Quello di tenere il giusto equilibrio nel rapporto tra religione e politica in modo che in uno Stato moderno il pluralismo esistente assicuri la libertà religiosa e i diritti umani fondamentali di tutti. Altrimenti rischiamo di fare un miscuglio che diventa più dannoso del rimedio che si vuole raggiungere. Certo l’organizzazione delle Nazioni unite ha i suoi limiti ed è importante, come da anni si sta discutendo, arrivare a una vera riforma. Una riforma che la renda uno strumento più efficace e più rispondente a questi cambiamenti che notiamo oggi sia nell’uso della violenza sia nella ricerca di formule nuove di collaborazione e di solidarietà. Detto questo, però, mescolare in una proposta globale religione e azione politica diventerebbe qualcosa che abbiamo superato nella storia e che porterebbe certamente dei danni. È importante che le varie religioni si parlino tra loro e che assieme dialoghino con totale libertà e indipendenza per lavorare insieme per creare una mentalità nel mondo di oggi che porti alla costruzione del futuro comune della famiglia umana in una maniera positiva e solidale. Ma mescolare religione, politica e azione militare mi pare non sia la strada corretta. Del resto la missione della religione è diversa da quella pur nobile del servizio politico e deve sempre rimanere un messaggio aperto, libero, volontario dove la convinzione della verità porta a comportarsi in maniera corretta sia verso se stessi che verso gli altri.
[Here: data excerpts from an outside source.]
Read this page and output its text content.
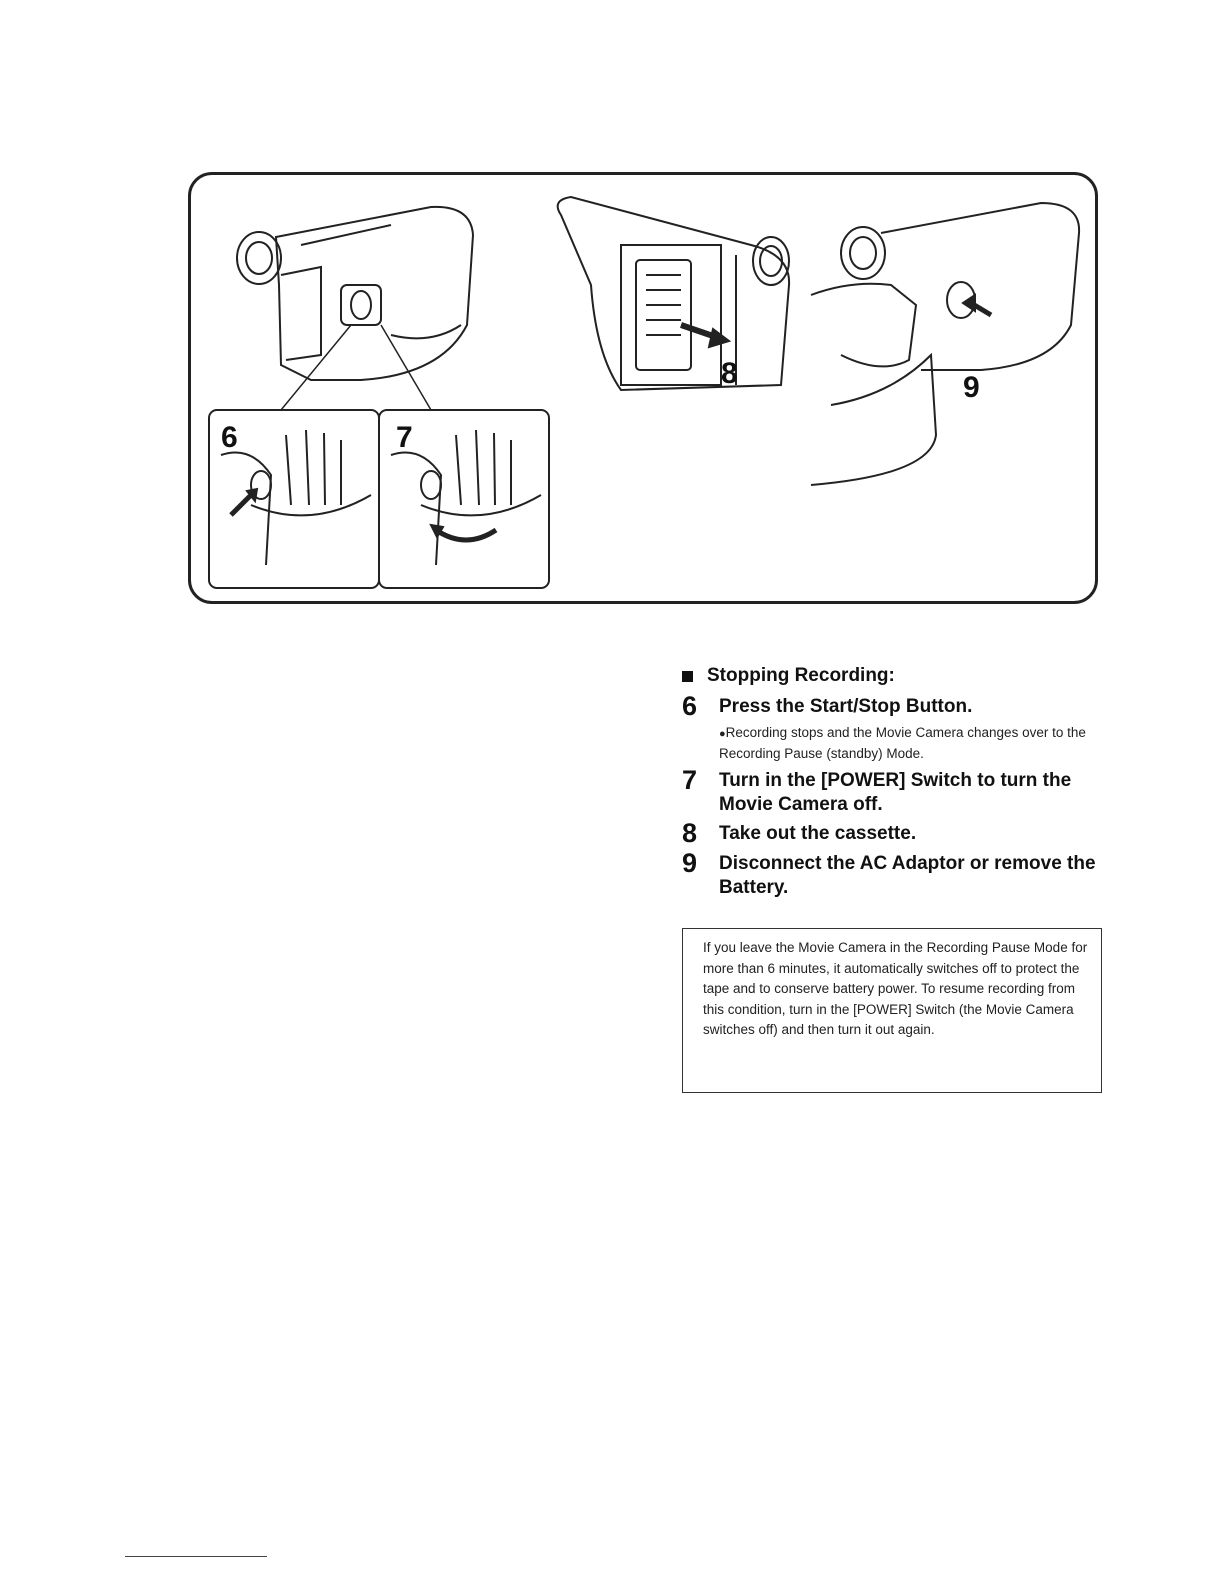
6	7
8	9
Stopping Recording:
6	Press the Start/Stop Button.
●Recording stops and the Movie Camera changes over to the Recording Pause (standby) Mode.
7	Turn in the [POWER] Switch to turn the Movie Camera off.
8	Take out the cassette.
9	Disconnect the AC Adaptor or remove the Battery.
If you leave the Movie Camera in the Recording Pause Mode for more than 6 minutes, it automatically switches off to protect the tape and to conserve battery power. To resume recording from this condition, turn in the [POWER] Switch (the Movie Camera switches off) and then turn it out again.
- Questa proposta è un passo in avanti rispetto allo “spirito di Assisi”?
Mi pare che c’è una volontà, da parte di tante persone che rappresentano religioni diverse, di cercare insieme la strada più efficace per andare verso il futuro senza violenza e cercando di rimanere aperti al rispetto dei desideri, delle espressioni, delle coscienze di tutti gli individui. Tale rispetto non implica certo relativismo, ma volontà di ascolto e ricerca libera della verità. La voce del Santo Padre è la voce che richiama questa esigenza di fare in modo che il desiderio innato che è nel cuore delle persone di aprirsi alla trascendenza non vada in direzione di ideologie distruttive, ma diventi una forza che porta progressivamente alla ricerca e all’abbraccio della verità. E ad agire di conseguenza.